One option is to leave the bone unhealed, but that’s only for not very mobile, elderly patients. About 5 per cent of these cases result in amputation.

Another option is a bone graft, preferably using bone from the patient, called an autograft, to fill the gap between the bones.

The final option is bone transport; where the bone is broken above the level of the damaged bone and slowly pulled down towards it, so ‘obliterating’ the defect. New bone forms to fix the intentional break. But this involves having a steel cage around the leg for months.

We now have another option, which involves cutting away the ‘bad’ bone at the bottom of the shin and filling that gap with a bespoke cage-like implant that is then filled with bone harvested from the thigh.

The main advantage is it’s a much quicker recovery, patients could be walking within a fortnight. After a normal bone graft it can be six weeks before they can put weight on it and they need a cage in place for months.

A 2018 study for the American Orthopaedic Foot and Ankle Society of 15 patients had a success rate of 87 per cent.

Once Russell had decided to go ahead, we took 3D CT scans of his lower shin and ankle. These were shared with the implant maker in Texas, which made a cage using 3D printing technology.

While the implant is being made, the patient has the first of two operations to remove the non-healing bone.

The remaining shin bone is then cleaned and we insert a ‘spacer’ made of bone cement (that also contains antibiotics to kill any infection) and I put a metal scaffold around the lower leg, held in place by screws. The second operation takes place six to eight weeks later. A 30cm metal rod is put through the heel which goes up into the middle of the existing part of the shin bone, holding the cage in place.

The rod fuses the ankle so it is immobile but pain-free. During the five-hour operation, I look at X-rays to check the implant is properly aligned.

We then begin filling the cage with bone cells harvested from the femur using a device a bit like an apple corer that goes into the bone marrow.

This incision leaves a 2cm scar on the patient’s thigh. The marrow taken from the femur will regrow within weeks.

We have to wait five days to test biopsies for infection. If all is well, the patient can go home.

There will be follow-up appointments to check the wounds are healing. For the next six months, patients undergo intense physiotherapy and I see them for check-ups. It is hoped that by 18 months the recovery will plateau.
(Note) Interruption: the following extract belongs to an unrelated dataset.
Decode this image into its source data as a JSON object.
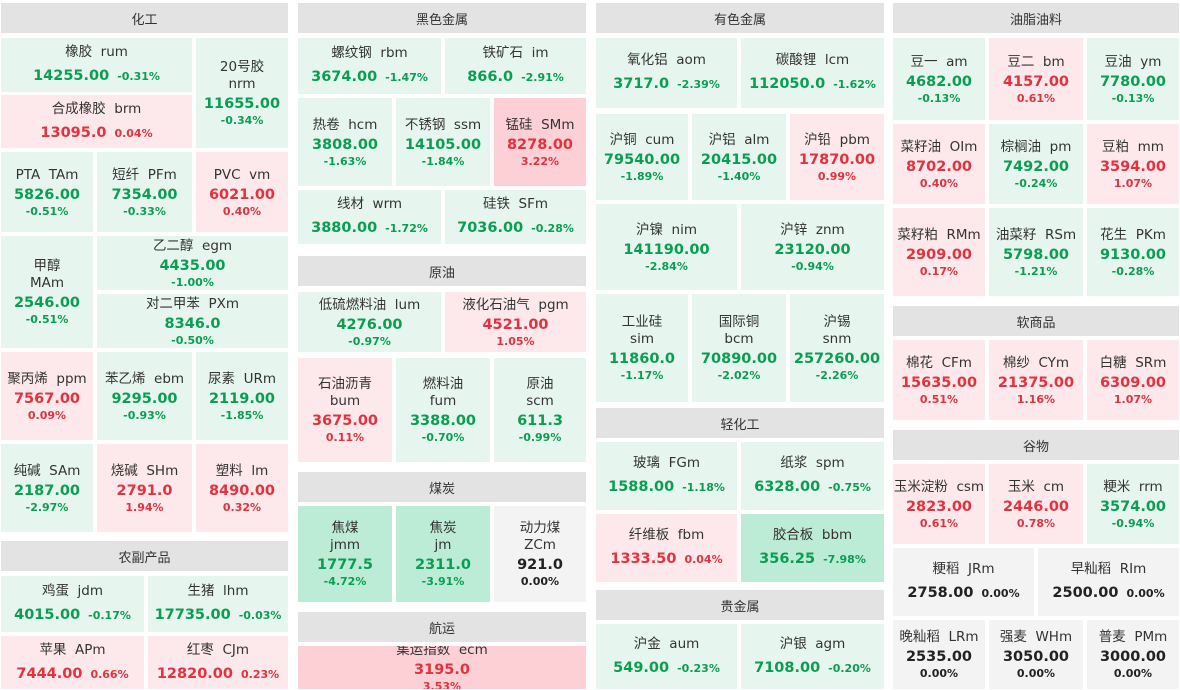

The implant costs about £20,000.

This week: Your favourite tunes can reduce pain

Listening to music for an hour a day helped to lower people’s levels of chronic pain by as much as 21 per cent, according to a 2006 study published in the Journal of Advanced Nursing.

And it’s not just a placebo effect — more recently, scientists in China and Australia used scans to discover that the pain centre of the brain was less active in those listening to music, reported the Journal of Pain Research in 2019. ‘Music can act as a distraction that prevents the brain from feeling all the pain,’ explains Elizabeth Coombes, a music therapist at the University of South Wales.

‘Sensory pathways that would normally promote the feeling of pain are instead taken up with listening to the music.’

It might seem obvious, but to get best results, Coombes suggests choosing a track that you enjoy or that conjures up happy memories.